I do not discuss in this talk (not enough time) the context for Pearson’s activities within English eugenics. Was he a big player? Was he a major influence on others? The more research I do about Pearson, the more I’ve come to believe, the answer to both questions is “no”. This is a story for another time. An excellent study of the larger communities in England is Lyndsay Farrall’s (1969) “The Origins and Growth of the English Eugenics Movement, 1860-1925” (Indiana University). A 2019 facsimile is available as an open-access free download book from STS Occasional Papers.
The paper presentation
I’ve had quite a number of requests to hear the paper, so I’ve repeated it as a recorded event. This adds some appendix material: reflections about what the study of Pearson can suggest for university management. These were not in the Manchester presentation (not enough time), but I’ve added them here as an initial exploration of those ideas. I hope to develop them more later.
White vs Anglo-Saxon
An important point in this paper that may pass over the casual viewer is the contrast between “white” and “Anglo-Saxon”. Historians agree “white” became a category of wide self-reference in the 1930s. Pearson’s work in the 1900s and 1910s developed a view that “Anglo-Saxon stock” was one stock within a larger “race,” and it was the stock that mattered most to him. He believed Anglo-Saxons were in competition within the Caucasian race with other stocks, such as Irish or Celtic, Frank, and so on.

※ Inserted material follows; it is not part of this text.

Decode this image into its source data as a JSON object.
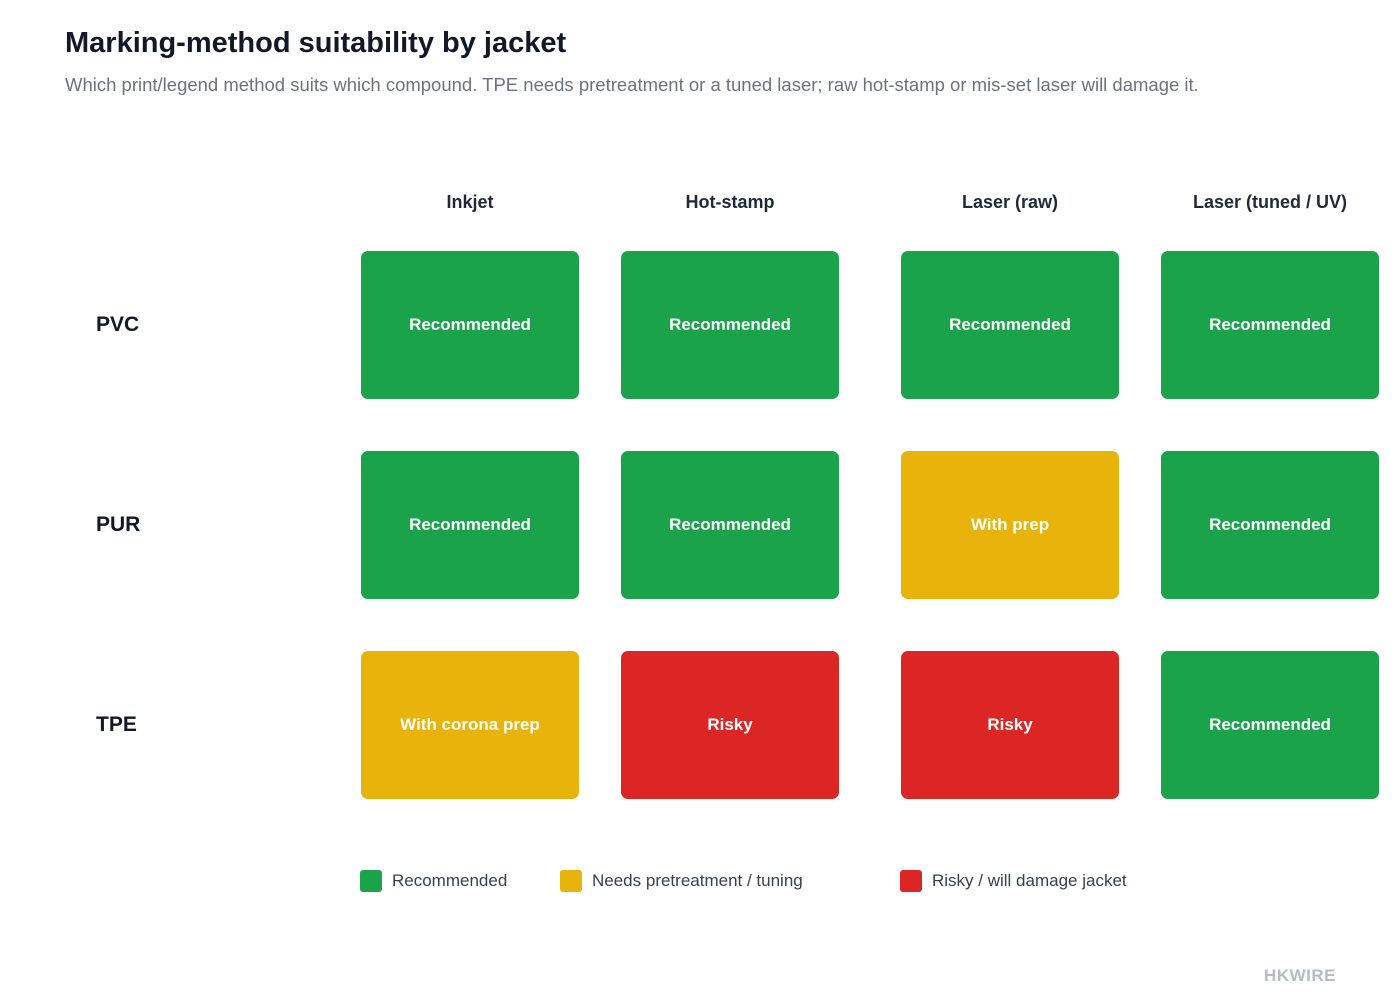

He also was shockingly anti-Semitic, and this figured into his calculations on immigration.
Simply put, Pearson was not a “white supremacist.” It would have mattered a great deal to him which stocks dominated the future Caucasian race. He certainly advocated Anglo-Saxon supremacy in Europe. He put nearly all his focus on the state of Anglo-Saxon stocks in Europe and how they might be improved. He also assumed a global dominance of northern Europeans. But as I say in this talk, Pearson simply didn’t care about the rest of humanity, and he chose to ignore the very real diversity of humanity around him every day in London.

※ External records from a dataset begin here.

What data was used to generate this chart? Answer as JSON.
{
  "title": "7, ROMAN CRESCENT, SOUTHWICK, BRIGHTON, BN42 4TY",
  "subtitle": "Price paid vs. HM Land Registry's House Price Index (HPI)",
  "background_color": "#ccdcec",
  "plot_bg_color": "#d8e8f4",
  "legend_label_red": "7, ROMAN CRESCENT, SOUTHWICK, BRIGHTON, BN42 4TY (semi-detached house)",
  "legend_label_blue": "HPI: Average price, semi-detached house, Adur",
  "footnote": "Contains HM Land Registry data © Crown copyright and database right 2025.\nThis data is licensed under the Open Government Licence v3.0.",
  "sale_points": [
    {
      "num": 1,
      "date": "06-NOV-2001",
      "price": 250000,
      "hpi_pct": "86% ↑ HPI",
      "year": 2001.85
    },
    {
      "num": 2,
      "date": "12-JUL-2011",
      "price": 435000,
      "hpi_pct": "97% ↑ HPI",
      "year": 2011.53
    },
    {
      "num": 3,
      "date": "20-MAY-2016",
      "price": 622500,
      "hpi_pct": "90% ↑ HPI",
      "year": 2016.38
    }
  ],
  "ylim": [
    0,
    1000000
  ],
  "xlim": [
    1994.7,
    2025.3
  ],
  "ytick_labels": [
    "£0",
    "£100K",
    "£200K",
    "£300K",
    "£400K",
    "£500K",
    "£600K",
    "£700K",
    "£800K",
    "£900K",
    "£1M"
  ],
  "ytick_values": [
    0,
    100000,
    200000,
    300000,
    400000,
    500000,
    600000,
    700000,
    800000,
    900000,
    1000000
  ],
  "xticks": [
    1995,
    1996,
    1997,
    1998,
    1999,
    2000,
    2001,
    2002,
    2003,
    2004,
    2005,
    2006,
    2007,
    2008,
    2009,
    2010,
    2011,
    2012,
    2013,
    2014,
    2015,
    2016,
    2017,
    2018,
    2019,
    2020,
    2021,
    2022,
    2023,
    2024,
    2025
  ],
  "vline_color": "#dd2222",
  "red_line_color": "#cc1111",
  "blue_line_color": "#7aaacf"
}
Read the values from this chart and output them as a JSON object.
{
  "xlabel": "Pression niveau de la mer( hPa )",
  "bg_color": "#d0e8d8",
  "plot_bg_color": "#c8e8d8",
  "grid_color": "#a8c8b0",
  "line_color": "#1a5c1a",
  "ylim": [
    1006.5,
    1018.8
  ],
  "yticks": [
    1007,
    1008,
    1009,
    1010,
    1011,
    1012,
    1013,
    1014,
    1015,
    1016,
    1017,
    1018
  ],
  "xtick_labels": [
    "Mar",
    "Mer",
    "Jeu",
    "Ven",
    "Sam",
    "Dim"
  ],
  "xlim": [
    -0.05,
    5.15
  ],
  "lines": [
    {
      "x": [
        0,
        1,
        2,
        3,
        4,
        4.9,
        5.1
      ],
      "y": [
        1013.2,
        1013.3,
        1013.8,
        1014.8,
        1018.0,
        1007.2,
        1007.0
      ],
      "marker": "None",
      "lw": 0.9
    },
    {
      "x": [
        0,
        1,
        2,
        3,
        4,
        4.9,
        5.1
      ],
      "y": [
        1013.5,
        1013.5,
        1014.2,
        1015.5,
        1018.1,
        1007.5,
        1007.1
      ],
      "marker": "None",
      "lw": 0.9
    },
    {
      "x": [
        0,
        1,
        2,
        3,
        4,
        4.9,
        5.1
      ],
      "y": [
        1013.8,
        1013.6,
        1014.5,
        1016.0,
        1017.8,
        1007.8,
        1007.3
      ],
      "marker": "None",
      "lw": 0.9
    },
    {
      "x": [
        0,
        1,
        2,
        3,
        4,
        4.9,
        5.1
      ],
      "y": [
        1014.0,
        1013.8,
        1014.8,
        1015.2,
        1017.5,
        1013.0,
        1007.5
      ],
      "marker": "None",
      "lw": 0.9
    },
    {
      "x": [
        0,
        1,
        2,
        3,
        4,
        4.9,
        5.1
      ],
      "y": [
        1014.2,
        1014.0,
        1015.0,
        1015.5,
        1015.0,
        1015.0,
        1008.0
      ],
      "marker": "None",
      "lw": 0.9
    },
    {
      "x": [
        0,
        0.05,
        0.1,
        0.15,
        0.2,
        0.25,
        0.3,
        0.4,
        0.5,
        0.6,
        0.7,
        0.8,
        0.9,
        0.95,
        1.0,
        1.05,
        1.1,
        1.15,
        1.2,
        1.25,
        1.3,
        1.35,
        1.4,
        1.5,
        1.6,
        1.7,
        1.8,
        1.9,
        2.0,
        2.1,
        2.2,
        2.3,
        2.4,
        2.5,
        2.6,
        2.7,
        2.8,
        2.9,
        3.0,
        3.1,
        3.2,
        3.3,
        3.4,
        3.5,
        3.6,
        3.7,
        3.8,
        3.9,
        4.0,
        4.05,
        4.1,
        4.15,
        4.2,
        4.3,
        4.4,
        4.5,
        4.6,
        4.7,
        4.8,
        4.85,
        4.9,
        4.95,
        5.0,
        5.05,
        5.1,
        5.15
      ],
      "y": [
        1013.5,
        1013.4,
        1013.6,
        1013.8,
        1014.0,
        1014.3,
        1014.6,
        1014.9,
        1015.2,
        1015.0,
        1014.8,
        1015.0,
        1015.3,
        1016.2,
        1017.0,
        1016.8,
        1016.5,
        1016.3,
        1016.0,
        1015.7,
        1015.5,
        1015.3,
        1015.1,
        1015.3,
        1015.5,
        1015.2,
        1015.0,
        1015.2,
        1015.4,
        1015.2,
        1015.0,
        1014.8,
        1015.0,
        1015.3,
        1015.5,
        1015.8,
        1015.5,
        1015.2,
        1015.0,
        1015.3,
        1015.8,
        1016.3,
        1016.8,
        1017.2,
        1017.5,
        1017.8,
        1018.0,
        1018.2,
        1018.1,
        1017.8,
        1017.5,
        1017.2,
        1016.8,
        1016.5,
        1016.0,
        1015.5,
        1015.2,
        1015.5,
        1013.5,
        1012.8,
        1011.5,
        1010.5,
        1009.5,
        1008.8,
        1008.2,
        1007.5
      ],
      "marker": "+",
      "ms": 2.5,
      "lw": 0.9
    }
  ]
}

Calling him an advocate of “white superiority” or “white supremacy” draws him into arguments that took place in other places (e.g., California) and other times (e.g., Britain in the Windrush decades.) We don’t need Pearson for us to discuss those important other topics, so best to leave him out and get to the historical understand of those other issues. It’s too many steps away from what he was trying to accomplish. We risk missing his advocacy of some equally pernicious ideas, especially the division of a community into seemingly anthropology units for the purposes of dominance and control. (Great analysis of this point.)

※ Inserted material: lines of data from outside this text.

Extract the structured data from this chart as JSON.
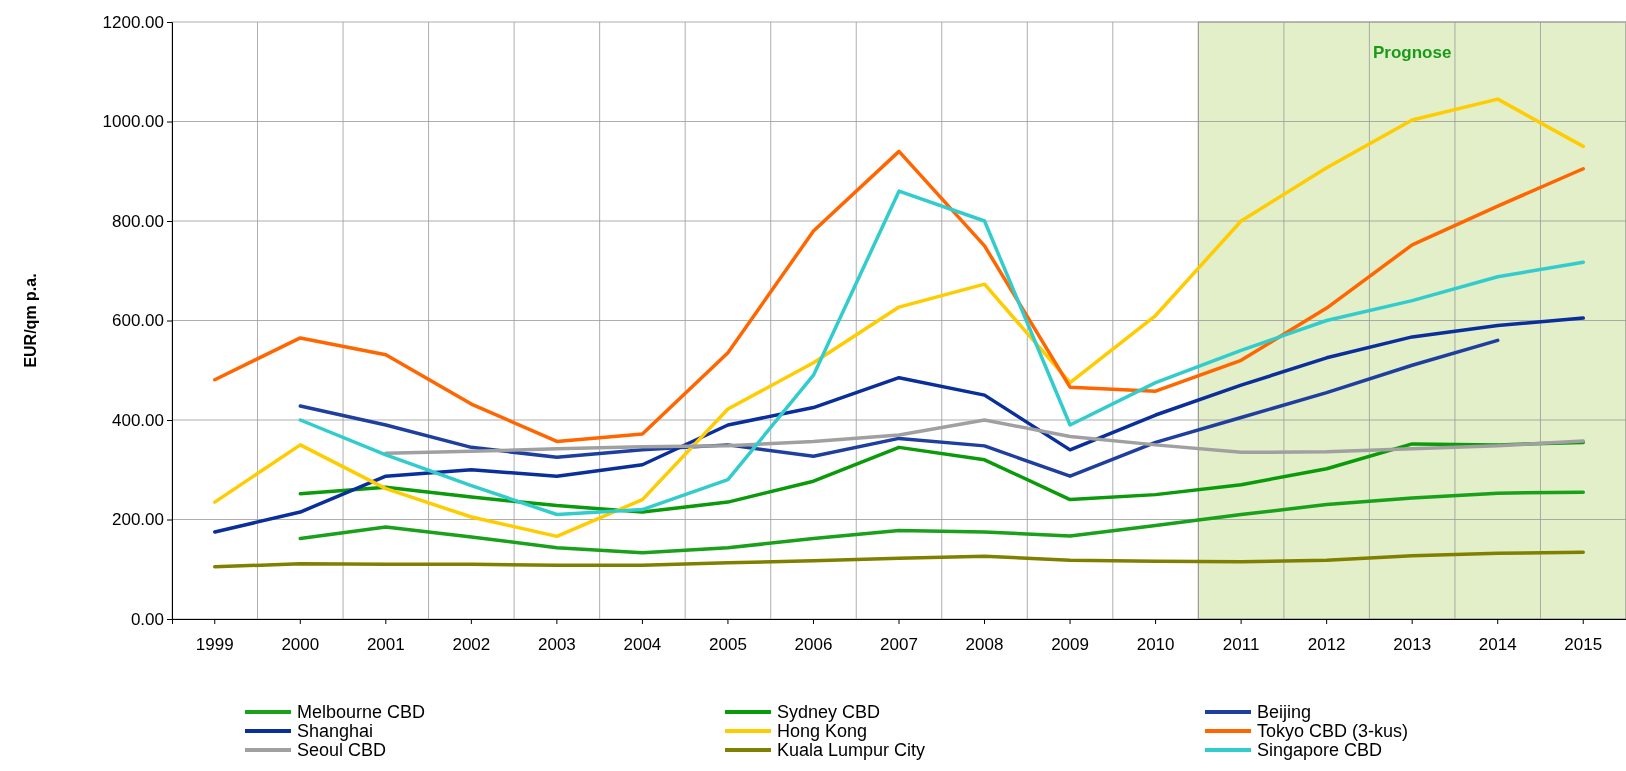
{
  "chart_data": {
    "type": "line",
    "ylabel": "EUR/qm p.a.",
    "categories": [
      "1999",
      "2000",
      "2001",
      "2002",
      "2003",
      "2004",
      "2005",
      "2006",
      "2007",
      "2008",
      "2009",
      "2010",
      "2011",
      "2012",
      "2013",
      "2014",
      "2015"
    ],
    "ylim": [
      0,
      1200
    ],
    "yticks": [
      {
        "value": 0,
        "label": "0.00"
      },
      {
        "value": 200,
        "label": "200.00"
      },
      {
        "value": 400,
        "label": "400.00"
      },
      {
        "value": 600,
        "label": "600.00"
      },
      {
        "value": 800,
        "label": "800.00"
      },
      {
        "value": 1000,
        "label": "1000.00"
      },
      {
        "value": 1200,
        "label": "1200.00"
      }
    ],
    "grid": true,
    "legend": "bottom",
    "marker": "none",
    "line_style": "solid",
    "bands": [
      {
        "axis": "x",
        "from": "2011",
        "to": "2015",
        "label": "Prognose",
        "color": "#e2efc9"
      }
    ],
    "series": [
      {
        "name": "Melbourne CBD",
        "color": "#1aa01a",
        "values": [
          null,
          162,
          185,
          165,
          143,
          133,
          143,
          162,
          178,
          175,
          167,
          188,
          210,
          230,
          243,
          253,
          255
        ]
      },
      {
        "name": "Sydney CBD",
        "color": "#0a9a0a",
        "values": [
          null,
          252,
          265,
          245,
          228,
          215,
          235,
          277,
          345,
          320,
          240,
          250,
          270,
          302,
          352,
          350,
          355
        ]
      },
      {
        "name": "Beijing",
        "color": "#1f3f9f",
        "values": [
          null,
          428,
          390,
          345,
          325,
          340,
          350,
          327,
          363,
          348,
          287,
          355,
          405,
          455,
          510,
          560,
          null
        ]
      },
      {
        "name": "Shanghai",
        "color": "#0a2f9a",
        "values": [
          175,
          215,
          287,
          300,
          287,
          310,
          390,
          425,
          485,
          450,
          340,
          410,
          470,
          525,
          567,
          590,
          605
        ]
      },
      {
        "name": "Hong Kong",
        "color": "#ffcc00",
        "values": [
          235,
          350,
          262,
          205,
          166,
          240,
          422,
          515,
          627,
          673,
          475,
          610,
          800,
          907,
          1003,
          1045,
          950
        ]
      },
      {
        "name": "Tokyo CBD (3-kus)",
        "color": "#ff6600",
        "values": [
          481,
          565,
          531,
          432,
          357,
          372,
          535,
          780,
          940,
          750,
          466,
          458,
          520,
          625,
          752,
          830,
          905
        ]
      },
      {
        "name": "Seoul CBD",
        "color": "#a0a0a0",
        "values": [
          null,
          null,
          333,
          337,
          342,
          346,
          348,
          357,
          370,
          400,
          367,
          350,
          335,
          336,
          342,
          348,
          358
        ]
      },
      {
        "name": "Kuala Lumpur City",
        "color": "#808000",
        "values": [
          105,
          111,
          110,
          110,
          108,
          108,
          113,
          117,
          122,
          126,
          118,
          116,
          115,
          118,
          127,
          132,
          134
        ]
      },
      {
        "name": "Singapore CBD",
        "color": "#33cccc",
        "values": [
          null,
          400,
          330,
          268,
          210,
          220,
          280,
          490,
          860,
          800,
          390,
          475,
          540,
          600,
          640,
          688,
          717
        ]
      }
    ]
  }
}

This is not simply an academic drawing of fine lines. Eugenics in Pearson’s place and time was far less about “races” as commonly used now and far more about “races” as used widely in Europe in the early 20thC: “stock,” “breed,” “variety,” “blood”. I think this is important to us, now, here because these wrong conceptions continue to be used widely around the globe. Nations seem deeply engaged right now in ethnic distinction and division internally based on this quickly mutating pseudo-anthropology. My UCL colleague, Professor Steve Jones, wrote and spoke eloquently about this in his 1996 BBC series, In the Blood. I highly recommend his book. The series is no longer available, sadly.
Postscript
I cannot express strongly enough that I have absolutely NO sympathy for Pearson’s views or his interpretative framework, which is deeply racist as well as just plain wrong. My philosophy for historians is “empathy,” meaning “seeing the world through another person’s eyes; understanding the world as they understood it”. Language used here reflects his work, not mine. Crucially, empathy is not sympathy, and discussing a topic is no indicator of advocacy.
Second postscript
An article by Mark Bridge in The Times, “Drop the term Anglo-Saxon as it is ‘bound up with white supremacy’, say academics,” raises a concern today about how “Anglo-Saxon” has come round to be part of the language of nativism. Historians of the British Isles between 300-1200 complain about the term being mis-used. It surely is. But that’s not the point. Pearson reaching into the past, extracted information he thought was useful, and used that information to construct a racist, nativist, supremacist interpretation of his present. Many others did the same. It’s right to be watchful of codewords such as “Anglo-Saxon”. It’s exclusionary and can create tremendous hurt amongst people who count themselves as British but not as Anglo-Saxons.